New Delhi – India’s salt–to-steel Tata Group has been grabbing headlines of late thanks to an ugly boardroom battle. But that’s not the reason most people probably know about – or unknowingly have dealings with – the company.
One of India’s oldest and biggest conglomerates, the group traces its beginnings to a small trading company set up in Mumbai by a Parsi businessman named Jamsetji Tata in 1868.
Today, the Tata Group is a 103-billion-dollar global empire. Its businesses span industries such as hotels, steel, tea, automobiles, energy, information technology services and a high-end jewellery chain.
In 1907, the group set up the country’s first iron and steel plant in eastern India, clearing forests to build a huge township, now called Jamshedpur, after the Tata founder.
With headquarters at the iconic Bombay House in Mumbai, today’s Tata Group has more than 100 companies operating across six continents. Of these, 29 are publicly listed.
The group’s first major foreign acquisition was the British brand Tetley in 2000, followed by bigger acquisitions such as Land Rover Jaguar and Anglo-Dutch steelmaker Corus – a hugely loss-making enterprise and one of the bones of contention in the tussle between former Tata Group chairman Ratan Tata and the recently replaced Cyrus Mistry.
On December 2012, Ratan Tata, then 75, handed over to Mistry, 50, the chairmanship of Tata Sons, which is the principal investment holding company and promoter of Tata companies.

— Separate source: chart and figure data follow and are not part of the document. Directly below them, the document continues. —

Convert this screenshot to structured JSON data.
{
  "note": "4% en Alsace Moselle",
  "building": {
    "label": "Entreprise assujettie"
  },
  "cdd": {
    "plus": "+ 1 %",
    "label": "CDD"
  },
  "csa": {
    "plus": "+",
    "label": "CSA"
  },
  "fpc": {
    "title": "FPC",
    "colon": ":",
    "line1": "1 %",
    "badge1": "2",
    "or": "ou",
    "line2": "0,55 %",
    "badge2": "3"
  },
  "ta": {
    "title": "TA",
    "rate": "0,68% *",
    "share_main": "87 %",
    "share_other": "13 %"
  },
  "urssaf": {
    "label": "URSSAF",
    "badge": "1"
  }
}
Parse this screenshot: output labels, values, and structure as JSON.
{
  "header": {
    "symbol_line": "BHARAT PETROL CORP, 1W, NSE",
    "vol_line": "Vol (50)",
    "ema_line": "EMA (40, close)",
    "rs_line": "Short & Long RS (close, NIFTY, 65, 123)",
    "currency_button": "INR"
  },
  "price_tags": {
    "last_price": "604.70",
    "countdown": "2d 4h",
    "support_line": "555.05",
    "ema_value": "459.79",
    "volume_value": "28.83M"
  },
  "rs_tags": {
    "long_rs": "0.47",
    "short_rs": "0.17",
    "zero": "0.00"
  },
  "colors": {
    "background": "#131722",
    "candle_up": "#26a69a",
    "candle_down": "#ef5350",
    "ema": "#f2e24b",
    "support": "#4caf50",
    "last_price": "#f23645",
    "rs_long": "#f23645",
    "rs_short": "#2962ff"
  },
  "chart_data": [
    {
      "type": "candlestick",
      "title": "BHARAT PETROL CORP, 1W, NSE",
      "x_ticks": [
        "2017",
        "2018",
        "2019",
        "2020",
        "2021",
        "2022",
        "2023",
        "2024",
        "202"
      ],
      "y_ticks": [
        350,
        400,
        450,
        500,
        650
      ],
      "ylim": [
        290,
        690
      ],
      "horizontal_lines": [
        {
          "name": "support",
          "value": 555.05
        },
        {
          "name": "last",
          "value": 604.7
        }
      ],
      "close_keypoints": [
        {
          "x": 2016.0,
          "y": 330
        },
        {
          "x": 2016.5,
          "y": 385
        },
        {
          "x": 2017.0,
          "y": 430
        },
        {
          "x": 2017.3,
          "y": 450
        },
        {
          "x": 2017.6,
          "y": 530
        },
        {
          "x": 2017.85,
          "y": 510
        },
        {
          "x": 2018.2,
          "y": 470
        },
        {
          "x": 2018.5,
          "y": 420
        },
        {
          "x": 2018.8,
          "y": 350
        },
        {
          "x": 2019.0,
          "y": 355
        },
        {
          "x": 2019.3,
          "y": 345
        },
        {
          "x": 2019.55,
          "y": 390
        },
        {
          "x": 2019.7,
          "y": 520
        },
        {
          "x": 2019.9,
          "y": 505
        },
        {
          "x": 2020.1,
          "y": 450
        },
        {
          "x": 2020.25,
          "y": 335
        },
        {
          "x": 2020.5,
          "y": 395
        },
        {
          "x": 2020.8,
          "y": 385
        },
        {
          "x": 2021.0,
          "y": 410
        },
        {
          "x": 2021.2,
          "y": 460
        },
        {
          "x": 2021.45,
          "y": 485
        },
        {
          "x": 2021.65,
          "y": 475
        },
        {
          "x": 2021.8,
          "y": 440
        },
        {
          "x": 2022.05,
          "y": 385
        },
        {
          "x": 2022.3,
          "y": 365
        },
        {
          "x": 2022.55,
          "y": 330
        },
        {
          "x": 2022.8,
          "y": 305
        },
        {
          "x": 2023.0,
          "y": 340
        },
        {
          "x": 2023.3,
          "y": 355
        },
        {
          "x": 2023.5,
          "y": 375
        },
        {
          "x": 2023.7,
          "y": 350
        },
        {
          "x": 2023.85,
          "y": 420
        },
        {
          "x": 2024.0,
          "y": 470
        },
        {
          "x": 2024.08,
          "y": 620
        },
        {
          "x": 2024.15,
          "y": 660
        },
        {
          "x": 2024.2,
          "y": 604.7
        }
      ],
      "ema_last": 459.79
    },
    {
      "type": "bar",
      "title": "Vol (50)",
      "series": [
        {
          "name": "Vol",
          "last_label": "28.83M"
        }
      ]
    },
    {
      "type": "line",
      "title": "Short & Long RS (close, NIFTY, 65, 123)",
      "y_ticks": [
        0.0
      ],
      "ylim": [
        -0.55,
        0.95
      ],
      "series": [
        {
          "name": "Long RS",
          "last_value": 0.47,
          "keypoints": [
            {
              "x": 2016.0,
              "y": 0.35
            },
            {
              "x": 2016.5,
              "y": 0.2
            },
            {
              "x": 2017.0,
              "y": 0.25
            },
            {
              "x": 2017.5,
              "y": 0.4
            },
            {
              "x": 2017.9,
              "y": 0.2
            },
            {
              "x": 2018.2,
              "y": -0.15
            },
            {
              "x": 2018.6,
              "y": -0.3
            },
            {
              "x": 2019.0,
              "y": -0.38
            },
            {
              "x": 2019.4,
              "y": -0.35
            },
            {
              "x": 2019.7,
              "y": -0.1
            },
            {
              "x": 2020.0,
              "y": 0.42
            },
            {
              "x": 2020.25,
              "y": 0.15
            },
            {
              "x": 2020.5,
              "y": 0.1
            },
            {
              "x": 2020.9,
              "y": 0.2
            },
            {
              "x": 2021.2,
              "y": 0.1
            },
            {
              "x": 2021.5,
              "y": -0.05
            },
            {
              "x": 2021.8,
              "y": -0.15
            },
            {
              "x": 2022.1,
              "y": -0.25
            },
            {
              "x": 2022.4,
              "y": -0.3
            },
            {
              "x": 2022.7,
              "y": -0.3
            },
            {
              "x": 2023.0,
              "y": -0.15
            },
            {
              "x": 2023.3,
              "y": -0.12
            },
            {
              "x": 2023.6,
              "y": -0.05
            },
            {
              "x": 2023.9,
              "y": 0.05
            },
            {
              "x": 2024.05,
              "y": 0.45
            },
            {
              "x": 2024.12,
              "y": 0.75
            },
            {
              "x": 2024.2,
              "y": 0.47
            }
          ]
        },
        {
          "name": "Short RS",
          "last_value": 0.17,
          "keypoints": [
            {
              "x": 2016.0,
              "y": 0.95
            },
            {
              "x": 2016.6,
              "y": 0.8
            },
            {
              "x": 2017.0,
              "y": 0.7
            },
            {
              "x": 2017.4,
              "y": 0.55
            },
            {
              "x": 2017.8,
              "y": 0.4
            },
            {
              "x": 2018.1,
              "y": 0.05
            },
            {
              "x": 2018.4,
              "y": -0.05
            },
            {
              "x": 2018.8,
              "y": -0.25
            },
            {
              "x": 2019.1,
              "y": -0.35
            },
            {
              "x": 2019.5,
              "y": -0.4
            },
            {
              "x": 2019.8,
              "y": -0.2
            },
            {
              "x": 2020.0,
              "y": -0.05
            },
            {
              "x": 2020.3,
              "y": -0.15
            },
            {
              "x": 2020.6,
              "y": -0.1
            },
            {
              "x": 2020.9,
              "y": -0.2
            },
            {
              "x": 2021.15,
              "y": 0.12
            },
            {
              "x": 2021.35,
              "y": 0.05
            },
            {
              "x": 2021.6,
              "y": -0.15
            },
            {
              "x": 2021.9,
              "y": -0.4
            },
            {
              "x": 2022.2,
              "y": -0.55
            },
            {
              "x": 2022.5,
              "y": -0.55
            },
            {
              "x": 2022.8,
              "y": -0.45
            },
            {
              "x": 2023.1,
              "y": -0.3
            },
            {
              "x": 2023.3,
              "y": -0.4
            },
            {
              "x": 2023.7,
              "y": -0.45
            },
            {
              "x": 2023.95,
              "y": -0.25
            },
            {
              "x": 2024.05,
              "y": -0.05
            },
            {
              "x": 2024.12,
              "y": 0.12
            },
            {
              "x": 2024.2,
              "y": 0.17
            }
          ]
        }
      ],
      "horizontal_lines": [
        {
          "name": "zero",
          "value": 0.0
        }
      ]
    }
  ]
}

About 66 per cent equity of Tata Sons is owned by philanthropic trusts, which support education, health, and art and culture.
After Mistry was unceremoniously sacked as Tata Sons chairman on October 24, Tata resumed temporary chairmanship, overseeing months of a bitter battle to oust Mistry from all company boards.
Tata and his supporters maintained Mistry had lost the confidence of the Tata Sons board and hinted at conflict of interests, while the latter said there were corporate governance issues and the Tatas were unhappy with his clean-up drive.
Both Tata and Mistry are members of Mumbai’s tight-knit Parsi community. Mistry belongs to the Shapoorji Pallonji family, which owns 18.4 per cent equity in Tata Sons.
Parsis are descendants of Iranian people following the Zoroastrian faith who migrated to India in mediaeval times to avoid persecution. The word Parsi comes from Persian.
Since its inception, the Tata group has been headed by a Tata descendant or a relative by marriage. Mistry was the first “outsider,” but his sister Aloo is married to Noel Tata, Ratan Tata’s half-brother.
On Tuesday, Natarajan Chandrasekaran, chief executive officer of Tata Consultancy Services, India’s top IT company in terms of market capitalization and one of the group’s biggest success stories, took over as chairman of Tata Sons. He is the first non-Parsi with no links to the Tata family to head the group.